Personal Loan for People in Bankruptcy

  • John Baird -
  • 1st April 2015 -
  • 3 minutes to read

Getting personal loans after bankruptcy discharge can be a problem because your credit file will be adversely affected by the insolvency. It is possible, however, but might take a little longer to source the best provider. Some lenders specialise in this type of loan, whilst others operate a separate department within their larger organisation.

If you have formally been declared insolvent, you may be wondering if you will ever be eligible for a bankruptcy personal loan in the future. During the 12 months of your formal bankruptcy, you will be unable to borrow or obtain credit of more than £500.

Some discharged bankrupts go on to successfully apply for borrowing after the initial 12 months, despite the significant negative effect that bankruptcy has on their credit rating.

All three credit reference agencies in the UK – Equifax, Experian and CallCredit – keep a note on file of bankruptcies, or any other formal debt solution, for six years. During the period of bankruptcy you will be unable to apply for borrowing, but once discharged it is a good idea to start rebuilding your credit file.

Bankruptcy personal loans

Some debtors coming out of bankruptcy choose to apply for a credit card to rebuild their credit rating. Others prefer a small personal loan after their bankruptcy discharge, as the features of a personal loan make it more attractive. You will know exactly how much you have to pay each month, and over what timescale.

It is these fixed terms and amounts that generally attract people to personal loans for bankruptcy, rather than the flexible payments to a credit card which could be misused, landing you in uncontrolled debt again.

What can you expect from a personal loan after bankruptcy?
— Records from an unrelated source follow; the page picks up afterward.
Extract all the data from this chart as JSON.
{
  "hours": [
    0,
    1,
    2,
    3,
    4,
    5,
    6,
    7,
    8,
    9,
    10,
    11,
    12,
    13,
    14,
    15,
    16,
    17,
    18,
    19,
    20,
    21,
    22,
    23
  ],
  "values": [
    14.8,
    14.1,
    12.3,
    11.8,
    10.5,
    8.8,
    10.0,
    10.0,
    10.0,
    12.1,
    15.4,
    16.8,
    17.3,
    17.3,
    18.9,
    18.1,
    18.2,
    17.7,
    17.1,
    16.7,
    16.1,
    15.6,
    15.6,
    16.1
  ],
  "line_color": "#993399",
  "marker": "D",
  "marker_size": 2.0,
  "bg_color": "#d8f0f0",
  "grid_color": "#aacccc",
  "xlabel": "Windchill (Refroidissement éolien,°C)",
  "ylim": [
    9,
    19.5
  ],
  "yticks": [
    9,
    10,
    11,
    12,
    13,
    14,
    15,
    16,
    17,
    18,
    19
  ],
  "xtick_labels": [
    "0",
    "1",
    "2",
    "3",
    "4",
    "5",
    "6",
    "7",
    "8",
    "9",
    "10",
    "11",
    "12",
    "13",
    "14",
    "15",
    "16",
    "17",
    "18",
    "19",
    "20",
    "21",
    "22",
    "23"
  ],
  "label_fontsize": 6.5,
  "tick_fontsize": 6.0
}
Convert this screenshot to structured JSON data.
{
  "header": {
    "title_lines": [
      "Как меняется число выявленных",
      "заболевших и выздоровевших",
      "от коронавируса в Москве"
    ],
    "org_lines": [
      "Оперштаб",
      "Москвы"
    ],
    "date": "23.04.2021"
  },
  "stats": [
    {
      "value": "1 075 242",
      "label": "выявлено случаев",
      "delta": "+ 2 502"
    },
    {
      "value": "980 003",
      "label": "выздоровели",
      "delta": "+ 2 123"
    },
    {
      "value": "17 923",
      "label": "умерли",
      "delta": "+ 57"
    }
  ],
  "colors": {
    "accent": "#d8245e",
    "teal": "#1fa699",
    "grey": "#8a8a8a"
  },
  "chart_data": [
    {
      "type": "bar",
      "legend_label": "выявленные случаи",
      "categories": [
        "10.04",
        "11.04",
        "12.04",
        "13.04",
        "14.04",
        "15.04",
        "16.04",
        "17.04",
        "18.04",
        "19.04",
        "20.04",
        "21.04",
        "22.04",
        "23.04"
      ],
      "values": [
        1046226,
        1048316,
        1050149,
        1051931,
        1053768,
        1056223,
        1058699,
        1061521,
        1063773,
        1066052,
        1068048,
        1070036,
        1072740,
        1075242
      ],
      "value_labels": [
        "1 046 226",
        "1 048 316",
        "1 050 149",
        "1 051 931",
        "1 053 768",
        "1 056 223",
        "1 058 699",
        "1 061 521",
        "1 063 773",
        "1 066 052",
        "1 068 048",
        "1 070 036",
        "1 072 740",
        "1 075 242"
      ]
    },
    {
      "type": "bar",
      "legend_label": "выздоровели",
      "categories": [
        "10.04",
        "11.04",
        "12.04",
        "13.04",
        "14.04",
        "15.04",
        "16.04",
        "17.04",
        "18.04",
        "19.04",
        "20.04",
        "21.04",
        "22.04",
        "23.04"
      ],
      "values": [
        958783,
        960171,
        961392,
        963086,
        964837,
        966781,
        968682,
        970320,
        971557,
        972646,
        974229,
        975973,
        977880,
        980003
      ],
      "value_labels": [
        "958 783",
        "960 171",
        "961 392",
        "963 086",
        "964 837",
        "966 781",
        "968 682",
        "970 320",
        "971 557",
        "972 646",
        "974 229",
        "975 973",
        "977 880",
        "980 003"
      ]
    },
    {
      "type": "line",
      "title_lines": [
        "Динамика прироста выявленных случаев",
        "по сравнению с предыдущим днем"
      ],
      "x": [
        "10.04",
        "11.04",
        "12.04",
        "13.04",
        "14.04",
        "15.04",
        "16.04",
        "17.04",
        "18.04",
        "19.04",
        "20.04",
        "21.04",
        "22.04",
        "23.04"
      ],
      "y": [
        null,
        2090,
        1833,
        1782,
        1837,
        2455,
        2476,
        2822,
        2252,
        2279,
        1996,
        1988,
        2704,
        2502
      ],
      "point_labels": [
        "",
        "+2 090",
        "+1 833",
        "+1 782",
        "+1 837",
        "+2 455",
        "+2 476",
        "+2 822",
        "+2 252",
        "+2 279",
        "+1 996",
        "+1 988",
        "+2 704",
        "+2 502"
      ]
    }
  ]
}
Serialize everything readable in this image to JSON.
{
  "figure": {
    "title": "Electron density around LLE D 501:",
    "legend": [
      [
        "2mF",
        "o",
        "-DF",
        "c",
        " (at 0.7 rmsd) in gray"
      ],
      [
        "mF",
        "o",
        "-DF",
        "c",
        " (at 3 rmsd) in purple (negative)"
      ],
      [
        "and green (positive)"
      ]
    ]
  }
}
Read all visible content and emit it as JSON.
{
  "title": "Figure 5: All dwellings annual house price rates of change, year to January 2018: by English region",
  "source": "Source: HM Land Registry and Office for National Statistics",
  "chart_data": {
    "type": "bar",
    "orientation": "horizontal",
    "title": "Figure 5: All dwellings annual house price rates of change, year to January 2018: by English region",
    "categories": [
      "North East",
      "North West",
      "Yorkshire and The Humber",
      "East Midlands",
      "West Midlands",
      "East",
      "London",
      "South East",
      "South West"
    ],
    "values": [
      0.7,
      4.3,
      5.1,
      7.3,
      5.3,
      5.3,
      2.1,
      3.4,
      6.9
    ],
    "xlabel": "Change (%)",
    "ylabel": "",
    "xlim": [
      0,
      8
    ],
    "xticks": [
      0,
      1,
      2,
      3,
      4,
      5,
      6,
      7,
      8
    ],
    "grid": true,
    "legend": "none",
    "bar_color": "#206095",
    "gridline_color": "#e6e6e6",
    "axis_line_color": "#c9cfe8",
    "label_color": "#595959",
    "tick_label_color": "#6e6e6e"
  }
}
  • Higher interest rates are the main feature of these loans. The lender will need to cover the perceived risk of lending to you as a discharged bankrupt, so expect to pay a high rate of interest compared with standard personal loans.
  • The amount you can borrow will be restricted. Again, this is to reduce the risk to the lender who will want to keep the chances of default to a minimum. In a way this benefits you too, as it minimises the risk of you getting into a debt spiral again.
  • Some lenders charge a set-up fee, which in this case may be higher than for a standard personal loan.
  • If you miss a single payment or are late in paying, your lender may call in the loan.
  • Proof of a regular income will be required by all lenders, and in the case of a discharged bankrupt, you may need to have been in permanent employment for a year before they will consider your application.

Other considerations for a bankruptcy personal loan

  • It would be worth checking that the information held by the main credit reference agencies is accurate and up-to-date, as mistakes can be made. If there is an error on your report, you can apply to have a note place against it explaining the problem, or have it removed.
  • Being registered on the Electoral Roll will improve your chances of getting a personal loan once discharged from bankruptcy, as it is one of the checks that lenders carry out to identify borrowers.
  • A good financial advisor will be able to guide you through the process, help you find a suitable lender, and generally steer you towards the best product available. It is important not to apply for and be refused several loans as your credit rating will be further affected. This is why hiring the services of a financial advisor would be beneficial.
  • Lenders that offer personal loans after bankruptcy discharge are called sub-prime lenders. They will require proof of a regular income, and will need to know your monthly outgoings in detail to assess your eligibility for a loan. Supplying bank statements and wage slips is the standard way to provide this information.

Most lending institutions operate a specific policy for bankruptcy personal loans. They may require you to have been discharged from bankruptcy for a minimum time period, two or three years, for example. Some lenders specify that you need to have successfully handled two other lines of credit since your bankruptcy.